The Bridgehampton School District held its third annual community conversation March 5, asking residents to voice their recommendations for savings and discuss the logistics of piercing the state-imposed tax cap on school budgets.

Superintendent/principal Dr. Lois Favre and school business administrator Robert Hauser have presented several variations of the proposed 2014-15 budget to the board of education. The tax cap limits the property taxes school districts can raise to 2-percent or the rate of inflation, whichever is lower. This year is the rate of inflation is at 1.46-percent, according to Dr. Hauser. The district has the option of staying below the tax cap, or piercing it, however, in order to approve a budget above the tax cap it must secure a 60-percent vote in favor of the 2014-15 budget by district residents that cast ballots in the May 20 budget vote and trustee election. If the budget fails to earn that kind of support, the board can bring it back to residents for second budget vote. If it fails to earn approval then, the district must adopt a budget with a zero-percent increase.

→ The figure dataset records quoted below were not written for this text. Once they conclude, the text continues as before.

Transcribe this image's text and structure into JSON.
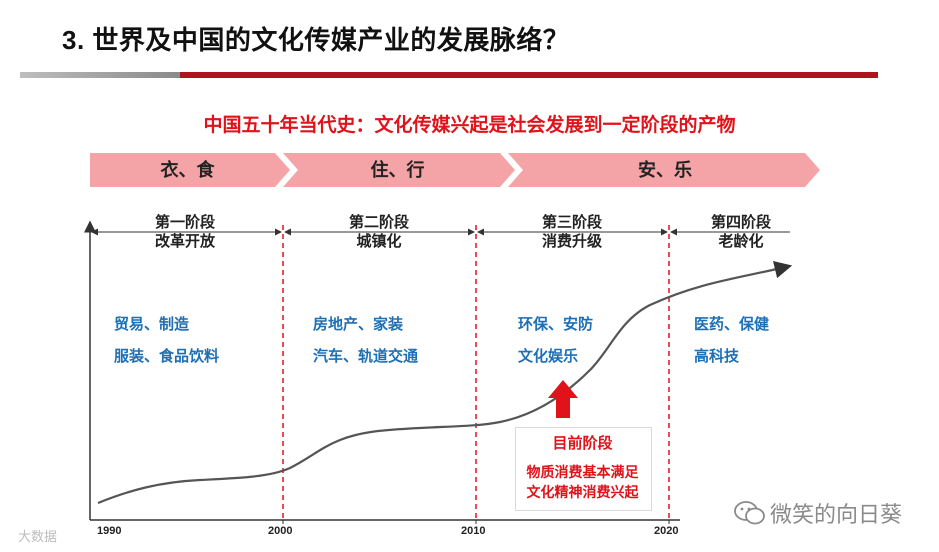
{
  "title": "3. 世界及中国的文化传媒产业的发展脉络？",
  "subtitle": "中国五十年当代史：文化传媒兴起是社会发展到一定阶段的产物",
  "needs": [
    "衣、食",
    "住、行",
    "安、乐"
  ],
  "stages": [
    {
      "line1": "第一阶段",
      "line2": "改革开放"
    },
    {
      "line1": "第二阶段",
      "line2": "城镇化"
    },
    {
      "line1": "第三阶段",
      "line2": "消费升级"
    },
    {
      "line1": "第四阶段",
      "line2": "老龄化"
    }
  ],
  "industries": [
    [
      "贸易、制造",
      "服装、食品饮料"
    ],
    [
      "房地产、家装",
      "汽车、轨道交通"
    ],
    [
      "环保、安防",
      "文化娱乐"
    ],
    [
      "医药、保健",
      "高科技"
    ]
  ],
  "ticks": [
    "1990",
    "2000",
    "2010",
    "2020"
  ],
  "current": {
    "label": "目前阶段",
    "desc_line1": "物质消费基本满足",
    "desc_line2": "文化精神消费兴起"
  },
  "watermark_right": "微笑的向日葵",
  "watermark_left": "大数据",
  "colors": {
    "accent_red": "#e0121a",
    "chevron": "#f4a3a6",
    "industry_blue": "#1f6fb5",
    "rule_red": "#b0131e"
  }
}
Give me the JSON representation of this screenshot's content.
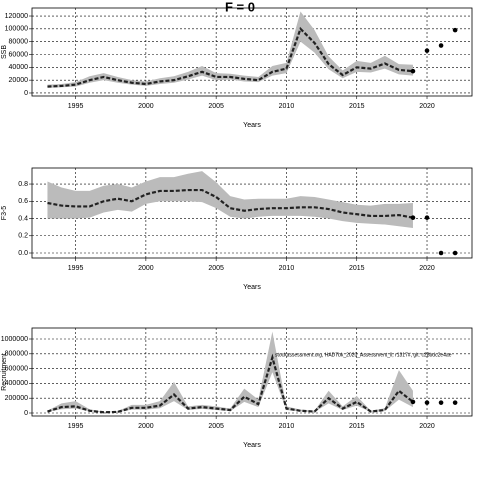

“If voted down, we are in worse shape,” Dr. Favre said.

The district faces a catch 22; it needs to cut enough, but not too much, said Dr. Favre. If administrators go too low with cuts this year, they will struggle next year with a levy that can only go 2-percent above that.

The initial budget draft for 2014-2015 proposed $12,650,768 in spending, a 12.59-percent spending increase over 2013-2014 and well above the 2-percent tax levy increase. “We will continue to work to bring it closer into focus, as we do each year,” Dr. Favre said.

The administrators cut $316,100 from the initial draft by removing items like an updated outdoor sign, pre-K program for three-year-olds, a physical education teacher, and by reducing Common Core training (much of which is state-mandated). iPad acquisition and other items were also trimmed from the budget. After those cuts, the budget still has a 10-percent spending increase and is about $677,502 over the cap, with a 6.82-percent proposed tax levy increase.

Dr. Favre and Mr. Hauser outlined other ideas to consider, such as reducing stipends by half, cutting the remaining iPad acquisitions, removing the after school program, cutting a teaching assistant, reducing pay for substitute teachers, and cutting a day of the homework club, to name a few. Those additional cuts would save the district $277,500.

After substantial cuts to the initial budget, a “wish list” spending plan, the latest draft leaves the district at an 8-percent increase in spending, which is still about $400,000 over the cap at a 4.03-percent tax levy increase.

The district gave examples of the respective budgets and their annual cost to taxpayers. For a homeowner with an assessed value of $500,000, the 8-percent spending increase would cost $32.17 more than if the cap is not pierced. For the owner of a $1 million home, the difference between not piercing the cap and an 8-percent spending increase is $64.32.

“It’s a marginal cost to a family,” said Bonnie Gudelauski, a new parent in the district, “and families need to understand that we lose a lot more by not doing it.”

The next Bridgehampton Board of Education meeting will be held on March 26 at 7 p.m.